Julian Doyle is a British filmmaker who is best known for his work as a longtime collaborator on the films of Monty Python, including effects photography for Monty Python and the Holy Grail, and editing Monty Python's Life of Brian and Monty Python's The Meaning of Life, as well as directing the second-unit on the Python affiliated films The Rutles: All You Need Is Cash, Erik the Viking, The Wind in the Willows, and Absolutely Anything. He also edited and shot the special effects for Terry Gilliam's films Brazil and Time Bandits.

==Early years==
Doyle was born in London from an Irish father, Bob Doyle, and an Asturian mother. His father fought for the Republic in the Spanish Civil War. He schooled at Haverstock School and left to join Nobel Prize winner Prof. Peter Medawar's team as a junior technician at University College London.

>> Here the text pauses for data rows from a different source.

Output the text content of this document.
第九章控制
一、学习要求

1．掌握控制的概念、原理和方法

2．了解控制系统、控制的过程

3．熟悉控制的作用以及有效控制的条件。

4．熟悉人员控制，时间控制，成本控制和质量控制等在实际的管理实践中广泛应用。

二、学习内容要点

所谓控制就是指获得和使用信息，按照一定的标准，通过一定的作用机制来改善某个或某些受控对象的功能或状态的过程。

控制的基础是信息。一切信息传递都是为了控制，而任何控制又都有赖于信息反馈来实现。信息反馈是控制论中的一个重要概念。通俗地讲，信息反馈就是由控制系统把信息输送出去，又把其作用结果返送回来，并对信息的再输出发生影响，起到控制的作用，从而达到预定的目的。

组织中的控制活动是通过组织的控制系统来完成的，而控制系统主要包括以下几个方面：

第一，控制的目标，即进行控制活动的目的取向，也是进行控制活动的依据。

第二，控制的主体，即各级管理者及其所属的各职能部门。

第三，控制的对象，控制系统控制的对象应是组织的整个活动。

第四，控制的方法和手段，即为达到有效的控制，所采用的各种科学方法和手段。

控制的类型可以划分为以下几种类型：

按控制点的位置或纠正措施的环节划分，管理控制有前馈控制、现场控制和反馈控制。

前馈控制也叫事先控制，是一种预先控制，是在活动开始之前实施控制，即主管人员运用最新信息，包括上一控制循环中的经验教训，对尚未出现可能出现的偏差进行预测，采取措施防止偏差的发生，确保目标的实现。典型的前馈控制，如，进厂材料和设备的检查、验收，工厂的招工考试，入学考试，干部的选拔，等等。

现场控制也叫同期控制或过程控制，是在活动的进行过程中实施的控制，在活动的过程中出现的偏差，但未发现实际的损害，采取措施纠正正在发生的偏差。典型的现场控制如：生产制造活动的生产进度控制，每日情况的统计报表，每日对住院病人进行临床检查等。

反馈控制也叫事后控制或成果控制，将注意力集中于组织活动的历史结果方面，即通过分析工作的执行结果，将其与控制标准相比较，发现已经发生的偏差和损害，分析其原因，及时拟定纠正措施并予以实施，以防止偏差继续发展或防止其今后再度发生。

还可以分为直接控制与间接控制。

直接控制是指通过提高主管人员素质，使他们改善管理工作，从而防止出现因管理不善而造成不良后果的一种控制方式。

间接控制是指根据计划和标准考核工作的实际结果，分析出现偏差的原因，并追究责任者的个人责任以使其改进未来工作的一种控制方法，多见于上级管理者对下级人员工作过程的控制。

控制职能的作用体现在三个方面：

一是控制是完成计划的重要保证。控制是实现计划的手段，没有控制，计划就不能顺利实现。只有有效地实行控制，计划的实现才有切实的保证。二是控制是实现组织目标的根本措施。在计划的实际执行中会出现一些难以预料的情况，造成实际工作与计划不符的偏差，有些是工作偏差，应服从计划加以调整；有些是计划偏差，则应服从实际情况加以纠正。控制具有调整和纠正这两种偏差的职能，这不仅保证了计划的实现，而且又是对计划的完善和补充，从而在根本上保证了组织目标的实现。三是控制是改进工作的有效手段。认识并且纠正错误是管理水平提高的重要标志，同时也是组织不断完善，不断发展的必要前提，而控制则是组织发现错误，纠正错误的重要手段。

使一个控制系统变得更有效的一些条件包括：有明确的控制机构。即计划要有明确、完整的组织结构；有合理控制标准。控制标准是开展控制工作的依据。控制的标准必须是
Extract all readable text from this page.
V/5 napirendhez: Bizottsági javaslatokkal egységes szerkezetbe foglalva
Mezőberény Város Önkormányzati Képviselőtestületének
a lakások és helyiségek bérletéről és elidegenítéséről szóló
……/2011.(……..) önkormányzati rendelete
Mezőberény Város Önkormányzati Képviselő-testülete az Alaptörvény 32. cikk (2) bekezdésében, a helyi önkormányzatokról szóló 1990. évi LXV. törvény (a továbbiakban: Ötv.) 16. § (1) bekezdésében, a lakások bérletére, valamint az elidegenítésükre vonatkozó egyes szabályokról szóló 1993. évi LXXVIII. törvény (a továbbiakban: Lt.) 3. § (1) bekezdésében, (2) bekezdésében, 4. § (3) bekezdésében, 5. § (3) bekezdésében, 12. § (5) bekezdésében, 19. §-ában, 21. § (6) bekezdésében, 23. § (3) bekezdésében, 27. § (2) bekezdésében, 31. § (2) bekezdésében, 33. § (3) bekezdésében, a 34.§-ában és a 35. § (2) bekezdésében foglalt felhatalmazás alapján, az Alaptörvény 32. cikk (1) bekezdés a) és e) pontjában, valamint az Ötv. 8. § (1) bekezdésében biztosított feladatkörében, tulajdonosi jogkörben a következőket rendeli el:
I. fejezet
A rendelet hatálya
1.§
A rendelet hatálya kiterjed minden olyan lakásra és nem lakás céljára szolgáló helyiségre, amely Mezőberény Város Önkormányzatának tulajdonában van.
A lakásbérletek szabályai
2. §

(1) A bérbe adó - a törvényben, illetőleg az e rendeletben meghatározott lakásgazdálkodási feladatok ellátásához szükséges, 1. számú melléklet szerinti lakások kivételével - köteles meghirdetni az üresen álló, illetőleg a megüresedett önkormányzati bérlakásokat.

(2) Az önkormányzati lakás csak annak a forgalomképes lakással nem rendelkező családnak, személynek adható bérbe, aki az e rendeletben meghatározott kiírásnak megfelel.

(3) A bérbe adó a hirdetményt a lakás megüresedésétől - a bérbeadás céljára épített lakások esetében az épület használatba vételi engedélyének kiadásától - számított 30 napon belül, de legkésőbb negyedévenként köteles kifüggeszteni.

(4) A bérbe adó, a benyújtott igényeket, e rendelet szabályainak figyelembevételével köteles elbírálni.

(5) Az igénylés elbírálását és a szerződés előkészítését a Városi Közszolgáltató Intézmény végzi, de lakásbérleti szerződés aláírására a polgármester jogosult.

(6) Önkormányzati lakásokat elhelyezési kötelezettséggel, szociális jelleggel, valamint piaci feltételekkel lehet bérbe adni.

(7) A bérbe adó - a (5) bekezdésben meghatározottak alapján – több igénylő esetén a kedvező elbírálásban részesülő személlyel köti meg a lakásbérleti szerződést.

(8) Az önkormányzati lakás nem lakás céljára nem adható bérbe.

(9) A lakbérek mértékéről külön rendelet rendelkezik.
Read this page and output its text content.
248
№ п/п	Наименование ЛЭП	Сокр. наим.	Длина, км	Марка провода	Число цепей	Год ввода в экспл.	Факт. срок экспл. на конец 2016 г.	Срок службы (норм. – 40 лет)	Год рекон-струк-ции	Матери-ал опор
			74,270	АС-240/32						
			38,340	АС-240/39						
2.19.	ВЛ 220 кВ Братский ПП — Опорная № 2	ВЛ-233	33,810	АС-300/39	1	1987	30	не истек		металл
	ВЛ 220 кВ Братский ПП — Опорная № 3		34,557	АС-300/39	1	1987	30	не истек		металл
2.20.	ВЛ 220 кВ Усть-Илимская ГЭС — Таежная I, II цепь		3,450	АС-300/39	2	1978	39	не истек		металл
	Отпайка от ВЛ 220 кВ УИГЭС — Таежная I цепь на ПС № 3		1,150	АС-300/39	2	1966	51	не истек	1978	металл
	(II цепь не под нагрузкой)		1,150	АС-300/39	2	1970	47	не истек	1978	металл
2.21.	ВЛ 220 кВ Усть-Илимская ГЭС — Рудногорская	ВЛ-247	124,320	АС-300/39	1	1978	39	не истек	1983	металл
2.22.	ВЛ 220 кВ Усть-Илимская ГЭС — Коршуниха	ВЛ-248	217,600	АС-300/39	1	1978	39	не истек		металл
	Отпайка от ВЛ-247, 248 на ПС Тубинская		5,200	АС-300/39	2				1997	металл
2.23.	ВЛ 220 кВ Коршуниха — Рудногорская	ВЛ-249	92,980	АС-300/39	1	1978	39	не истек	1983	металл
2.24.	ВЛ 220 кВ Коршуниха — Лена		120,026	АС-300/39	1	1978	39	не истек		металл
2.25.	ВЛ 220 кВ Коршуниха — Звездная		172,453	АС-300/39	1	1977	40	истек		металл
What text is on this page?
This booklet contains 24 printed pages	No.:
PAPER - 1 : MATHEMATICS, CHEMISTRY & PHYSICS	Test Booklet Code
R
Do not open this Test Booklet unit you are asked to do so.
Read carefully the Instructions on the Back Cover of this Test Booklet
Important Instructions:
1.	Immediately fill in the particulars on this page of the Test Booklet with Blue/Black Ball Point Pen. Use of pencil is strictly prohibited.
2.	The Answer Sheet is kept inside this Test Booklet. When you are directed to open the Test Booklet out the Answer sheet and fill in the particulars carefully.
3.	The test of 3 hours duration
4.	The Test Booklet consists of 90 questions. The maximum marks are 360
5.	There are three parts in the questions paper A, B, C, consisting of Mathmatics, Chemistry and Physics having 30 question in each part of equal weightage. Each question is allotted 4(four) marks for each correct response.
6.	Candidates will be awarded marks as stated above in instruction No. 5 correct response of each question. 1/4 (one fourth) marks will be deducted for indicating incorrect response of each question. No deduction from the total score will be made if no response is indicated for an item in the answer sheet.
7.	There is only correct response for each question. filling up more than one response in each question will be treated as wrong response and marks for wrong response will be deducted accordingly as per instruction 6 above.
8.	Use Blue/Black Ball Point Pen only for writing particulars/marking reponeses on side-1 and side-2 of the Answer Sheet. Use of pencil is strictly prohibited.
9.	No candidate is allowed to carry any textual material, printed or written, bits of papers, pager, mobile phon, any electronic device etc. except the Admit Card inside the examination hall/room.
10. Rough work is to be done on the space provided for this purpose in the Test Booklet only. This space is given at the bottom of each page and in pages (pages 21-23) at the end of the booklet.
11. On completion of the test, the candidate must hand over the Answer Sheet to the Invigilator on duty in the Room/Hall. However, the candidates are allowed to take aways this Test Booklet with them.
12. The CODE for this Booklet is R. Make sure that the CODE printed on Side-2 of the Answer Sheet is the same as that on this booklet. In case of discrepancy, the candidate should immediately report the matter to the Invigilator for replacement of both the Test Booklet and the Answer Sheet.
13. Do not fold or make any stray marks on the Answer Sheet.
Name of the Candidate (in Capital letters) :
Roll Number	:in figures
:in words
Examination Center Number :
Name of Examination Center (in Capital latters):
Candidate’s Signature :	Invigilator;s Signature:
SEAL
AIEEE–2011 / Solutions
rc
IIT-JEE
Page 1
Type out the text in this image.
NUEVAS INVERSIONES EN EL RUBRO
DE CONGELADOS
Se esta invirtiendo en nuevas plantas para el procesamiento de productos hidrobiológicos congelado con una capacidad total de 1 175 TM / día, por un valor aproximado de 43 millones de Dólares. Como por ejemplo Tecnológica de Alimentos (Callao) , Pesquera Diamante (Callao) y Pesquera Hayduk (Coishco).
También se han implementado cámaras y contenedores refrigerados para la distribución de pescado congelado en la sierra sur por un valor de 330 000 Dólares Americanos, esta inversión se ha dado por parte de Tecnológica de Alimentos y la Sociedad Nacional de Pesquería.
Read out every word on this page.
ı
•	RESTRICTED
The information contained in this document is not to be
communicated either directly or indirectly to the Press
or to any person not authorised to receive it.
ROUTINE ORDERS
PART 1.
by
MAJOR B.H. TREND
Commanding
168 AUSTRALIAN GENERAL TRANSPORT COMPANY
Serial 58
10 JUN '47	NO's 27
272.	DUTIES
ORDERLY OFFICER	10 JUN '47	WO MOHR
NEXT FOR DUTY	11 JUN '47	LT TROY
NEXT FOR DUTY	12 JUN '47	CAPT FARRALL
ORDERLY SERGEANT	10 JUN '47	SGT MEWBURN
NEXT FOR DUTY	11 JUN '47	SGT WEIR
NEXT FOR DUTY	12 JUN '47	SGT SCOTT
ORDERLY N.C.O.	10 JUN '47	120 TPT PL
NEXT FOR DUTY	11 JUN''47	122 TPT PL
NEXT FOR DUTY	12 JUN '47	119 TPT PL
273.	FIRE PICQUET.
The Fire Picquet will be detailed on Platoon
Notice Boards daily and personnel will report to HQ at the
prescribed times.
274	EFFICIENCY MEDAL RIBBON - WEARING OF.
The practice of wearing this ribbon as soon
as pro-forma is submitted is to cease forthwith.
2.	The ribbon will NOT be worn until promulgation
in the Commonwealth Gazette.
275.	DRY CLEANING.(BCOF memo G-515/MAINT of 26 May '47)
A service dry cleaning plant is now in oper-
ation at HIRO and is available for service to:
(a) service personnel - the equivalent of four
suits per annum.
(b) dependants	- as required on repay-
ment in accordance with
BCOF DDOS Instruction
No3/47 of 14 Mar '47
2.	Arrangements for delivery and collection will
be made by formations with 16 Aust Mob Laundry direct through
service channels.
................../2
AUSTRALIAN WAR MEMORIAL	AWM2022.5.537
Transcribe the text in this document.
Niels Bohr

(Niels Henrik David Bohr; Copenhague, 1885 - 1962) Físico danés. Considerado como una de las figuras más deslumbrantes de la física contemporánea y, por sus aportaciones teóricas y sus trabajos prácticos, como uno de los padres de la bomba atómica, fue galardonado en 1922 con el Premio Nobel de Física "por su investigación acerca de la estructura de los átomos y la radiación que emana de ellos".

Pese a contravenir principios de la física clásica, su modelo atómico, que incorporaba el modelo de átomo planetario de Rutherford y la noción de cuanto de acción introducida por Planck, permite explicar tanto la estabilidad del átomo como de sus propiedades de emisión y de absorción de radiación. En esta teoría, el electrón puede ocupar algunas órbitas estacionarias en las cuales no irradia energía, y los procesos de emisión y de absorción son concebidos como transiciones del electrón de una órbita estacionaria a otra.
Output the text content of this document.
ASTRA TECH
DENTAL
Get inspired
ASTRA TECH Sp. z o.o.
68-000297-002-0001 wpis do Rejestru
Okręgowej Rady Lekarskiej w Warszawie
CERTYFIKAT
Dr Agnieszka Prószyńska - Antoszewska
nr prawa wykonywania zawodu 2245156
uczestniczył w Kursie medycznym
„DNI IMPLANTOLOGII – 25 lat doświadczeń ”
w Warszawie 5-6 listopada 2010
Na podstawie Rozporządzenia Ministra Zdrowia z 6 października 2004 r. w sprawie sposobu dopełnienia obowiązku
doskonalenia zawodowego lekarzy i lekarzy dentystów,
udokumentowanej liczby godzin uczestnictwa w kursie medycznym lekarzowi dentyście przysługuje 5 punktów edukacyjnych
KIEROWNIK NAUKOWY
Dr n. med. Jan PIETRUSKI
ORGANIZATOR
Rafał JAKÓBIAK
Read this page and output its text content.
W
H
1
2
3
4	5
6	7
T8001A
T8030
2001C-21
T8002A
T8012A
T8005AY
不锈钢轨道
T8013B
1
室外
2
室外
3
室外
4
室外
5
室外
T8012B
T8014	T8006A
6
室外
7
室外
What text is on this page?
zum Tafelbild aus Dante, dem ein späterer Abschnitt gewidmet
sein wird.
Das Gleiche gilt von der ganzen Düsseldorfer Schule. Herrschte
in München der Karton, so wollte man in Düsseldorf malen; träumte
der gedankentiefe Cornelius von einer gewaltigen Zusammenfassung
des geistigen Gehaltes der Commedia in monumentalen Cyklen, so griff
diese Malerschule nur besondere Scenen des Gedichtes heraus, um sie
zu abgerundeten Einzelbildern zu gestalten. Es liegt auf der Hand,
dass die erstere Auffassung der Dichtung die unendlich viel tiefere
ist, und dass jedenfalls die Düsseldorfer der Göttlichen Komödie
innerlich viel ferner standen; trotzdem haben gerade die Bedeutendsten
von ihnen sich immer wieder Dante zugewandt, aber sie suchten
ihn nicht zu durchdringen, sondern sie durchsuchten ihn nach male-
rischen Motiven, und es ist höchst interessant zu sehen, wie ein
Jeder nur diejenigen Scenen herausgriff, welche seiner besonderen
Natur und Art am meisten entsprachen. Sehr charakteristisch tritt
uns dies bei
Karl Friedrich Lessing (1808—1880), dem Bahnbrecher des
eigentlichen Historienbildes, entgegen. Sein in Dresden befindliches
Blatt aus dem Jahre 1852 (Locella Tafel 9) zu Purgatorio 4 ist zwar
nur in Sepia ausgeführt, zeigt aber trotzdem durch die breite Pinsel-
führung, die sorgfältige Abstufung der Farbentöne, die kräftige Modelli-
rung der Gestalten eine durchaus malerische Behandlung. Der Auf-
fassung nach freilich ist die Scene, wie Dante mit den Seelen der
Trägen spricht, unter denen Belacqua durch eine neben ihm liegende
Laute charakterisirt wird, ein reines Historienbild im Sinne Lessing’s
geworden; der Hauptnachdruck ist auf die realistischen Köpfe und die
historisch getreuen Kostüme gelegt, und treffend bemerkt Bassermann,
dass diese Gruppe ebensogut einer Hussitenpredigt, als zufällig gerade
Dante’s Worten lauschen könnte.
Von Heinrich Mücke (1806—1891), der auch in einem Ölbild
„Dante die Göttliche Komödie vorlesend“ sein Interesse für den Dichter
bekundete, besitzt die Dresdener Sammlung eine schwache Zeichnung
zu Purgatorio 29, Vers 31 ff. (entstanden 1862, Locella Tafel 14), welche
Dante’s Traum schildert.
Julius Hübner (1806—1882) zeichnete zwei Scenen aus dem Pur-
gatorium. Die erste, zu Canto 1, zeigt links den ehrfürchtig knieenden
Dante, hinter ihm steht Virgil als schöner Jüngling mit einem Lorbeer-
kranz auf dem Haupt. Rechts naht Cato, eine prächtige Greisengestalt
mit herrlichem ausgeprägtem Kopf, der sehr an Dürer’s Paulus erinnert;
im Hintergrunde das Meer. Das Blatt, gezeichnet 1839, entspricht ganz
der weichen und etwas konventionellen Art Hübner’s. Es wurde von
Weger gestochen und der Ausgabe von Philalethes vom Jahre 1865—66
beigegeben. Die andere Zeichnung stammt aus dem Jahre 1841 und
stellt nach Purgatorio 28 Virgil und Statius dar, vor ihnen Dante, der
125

He completed his Bachelor of Science at the University of London before going to the London Film School.

==Career==
Doyle has directed the films Love Potion (1987), about a drug rehabilitation centre, and Chemical Wedding (2008), an occult thriller starring Simon Callow which he wrote with Iron Maiden singer Bruce Dickinson. He has also written Twilight of the Gods, a play about the relationship between Wagner and Nietzsche which was performed at the Edinburgh Festival. In 2013, he later adapted the play into a film which he both wrote and directed.

He has also directed music videos, including those for Kate Bush's "Cloudbusting" and Iron Maiden's hit "Can I Play with Madness".
He has written two books - Chemical Wedding, a novel that expands on the film, and The Life of (Brian) Jesus, which compares the Monty Python film with the actual Biblical events and comes to the conclusion that this is the most accurate Biblical film ever made. Doyle also appeared in the Monty Python film Monty Python and the Holy Grail, playing the police sergeant who abruptly ends the film by breaking the camera.

Julian Doyle authored: The Gospel According To Monty Python, published in 2014 with First Edition Design Publishing, located in Sarasota, Florida. Also authored The Jericho Manuscript in 2023, The Secret Life and Hidden Death of Judas the Galilean in 2020, JESUS, Fact or Fiction, in 2019, Who Killed Jesus? in 2018, Leonardo Da Vinci's Penultimate Supper, in 2025, The Ghost of Tom Mix in 2025, The After-Life of Brian in 2024, published by Chippenham Books, located in Chippenham, UK. Also published HERETICS: The True Christians in 2020, Chemical Wedding in 2017, independently published by author. Crucifixion's A Doddle: The Passion of Monty Python in 2016 with Clink Street Publishing.